Coming off a strong last couple months of 2012, housing market factors continued to improve in February, with existing homes sales growing for the 20th consecutive month and home prices pushing forward when compared to those recorded last year.
In a monthly report from the National Association of Realtors, it was revealed that existing-home sales rose a modest 0.8 percent to a seasonally adjusted rate of 4.98 million from 4.94 million in January. Despite being less than a 1 percent improvement, sales were 10.2 percent higher than the level seen in February last year, when the annual rate was 4.52 million. NAR noted that sales in the second month of the new year were the highest seen since November 2009 when buyers were hustling to make the investment in exchange for a significant tax credit that expired in December.

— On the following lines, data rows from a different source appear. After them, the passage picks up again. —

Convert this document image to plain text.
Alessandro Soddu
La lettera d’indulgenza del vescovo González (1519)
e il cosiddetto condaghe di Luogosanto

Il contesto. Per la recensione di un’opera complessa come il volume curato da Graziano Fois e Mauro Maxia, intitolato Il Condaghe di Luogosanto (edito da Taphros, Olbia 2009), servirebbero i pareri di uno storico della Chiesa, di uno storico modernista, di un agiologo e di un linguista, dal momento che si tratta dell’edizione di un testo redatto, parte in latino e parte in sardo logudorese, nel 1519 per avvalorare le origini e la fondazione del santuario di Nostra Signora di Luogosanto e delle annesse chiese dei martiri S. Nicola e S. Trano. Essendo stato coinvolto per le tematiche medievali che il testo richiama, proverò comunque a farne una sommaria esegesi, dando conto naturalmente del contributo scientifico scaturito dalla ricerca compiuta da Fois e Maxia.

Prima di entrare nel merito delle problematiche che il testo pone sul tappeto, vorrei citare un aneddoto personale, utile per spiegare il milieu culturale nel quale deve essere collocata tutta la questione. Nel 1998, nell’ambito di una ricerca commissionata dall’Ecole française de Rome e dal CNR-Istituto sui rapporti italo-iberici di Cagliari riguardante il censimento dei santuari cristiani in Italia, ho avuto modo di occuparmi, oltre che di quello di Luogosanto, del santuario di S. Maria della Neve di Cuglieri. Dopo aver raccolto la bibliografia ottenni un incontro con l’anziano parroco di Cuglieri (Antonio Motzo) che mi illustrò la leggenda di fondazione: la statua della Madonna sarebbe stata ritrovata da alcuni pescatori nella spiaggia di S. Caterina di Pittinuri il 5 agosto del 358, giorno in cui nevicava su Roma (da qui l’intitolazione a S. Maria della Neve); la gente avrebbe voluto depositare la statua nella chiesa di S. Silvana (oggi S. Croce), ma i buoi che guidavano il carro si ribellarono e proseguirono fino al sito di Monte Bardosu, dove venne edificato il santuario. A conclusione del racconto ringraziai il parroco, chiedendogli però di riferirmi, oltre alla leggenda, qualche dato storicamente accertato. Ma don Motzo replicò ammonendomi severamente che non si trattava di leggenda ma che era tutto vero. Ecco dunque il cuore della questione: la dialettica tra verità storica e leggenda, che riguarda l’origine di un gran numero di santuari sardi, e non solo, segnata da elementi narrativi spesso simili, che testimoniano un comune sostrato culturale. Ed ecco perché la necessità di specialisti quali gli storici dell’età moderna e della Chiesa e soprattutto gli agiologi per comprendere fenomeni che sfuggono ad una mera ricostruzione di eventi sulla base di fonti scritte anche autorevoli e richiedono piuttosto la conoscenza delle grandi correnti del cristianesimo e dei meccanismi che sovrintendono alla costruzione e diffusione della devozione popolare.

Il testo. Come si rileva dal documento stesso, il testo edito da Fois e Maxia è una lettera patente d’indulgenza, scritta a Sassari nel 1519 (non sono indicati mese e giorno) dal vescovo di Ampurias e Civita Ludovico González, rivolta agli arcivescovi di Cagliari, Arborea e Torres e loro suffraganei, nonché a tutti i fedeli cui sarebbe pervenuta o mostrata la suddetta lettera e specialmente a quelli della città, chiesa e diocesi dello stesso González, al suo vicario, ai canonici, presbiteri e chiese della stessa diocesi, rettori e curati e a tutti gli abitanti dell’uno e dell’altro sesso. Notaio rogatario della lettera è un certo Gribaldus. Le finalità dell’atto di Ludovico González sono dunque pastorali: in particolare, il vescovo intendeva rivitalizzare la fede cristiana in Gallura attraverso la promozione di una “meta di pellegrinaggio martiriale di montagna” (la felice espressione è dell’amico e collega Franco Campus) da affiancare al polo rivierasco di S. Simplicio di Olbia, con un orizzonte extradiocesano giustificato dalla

Economic improvements, including a rise in job opportunities throughout much of the country are credited with the jump in home sales, while many economists also say that built up demand will continue to contribute to rising figures in coming months. This will likely occur when more properties are listed for sale throughout the busier months for real estate transactions in the spring and summer. Additionally, many more buyers may find themselves relocating for jobs.
The national inventory by the end of the month had increased 9.6 percent to 1.94 million, according to mortgage records, a 4.7 month supply. this is up from 4.3 months recorded the previous month but a significant 12.9 percent below the level seen in February last year.
While higher home prices may not sound like a positive housing market factor for those looking to score a deal, the 11.6 year-over-year improvement indicate the housing market is becoming more stable. According to NAR, the national median price of existing homes was $173,600. This has been the largest annual gain in home values since November 2005, before the downturn of the industry and the start of the recession.
"A strong rise in home values is contributing to housing wealth recovery, which has risen by $1.4 trillion in the past year and looks to top that increase this year," said Lawrence Yun, chief economist of NAR. "The extra consumer spending arising from growth in housing wealth is expected to be $70 billion to $110 billion this year."
While some factors may be on the rise, mortgage rates are still near record lows, and recently posted notable declines as seen in Freddie Mac's Primary Mortgage Market Survey for the week ending March 21.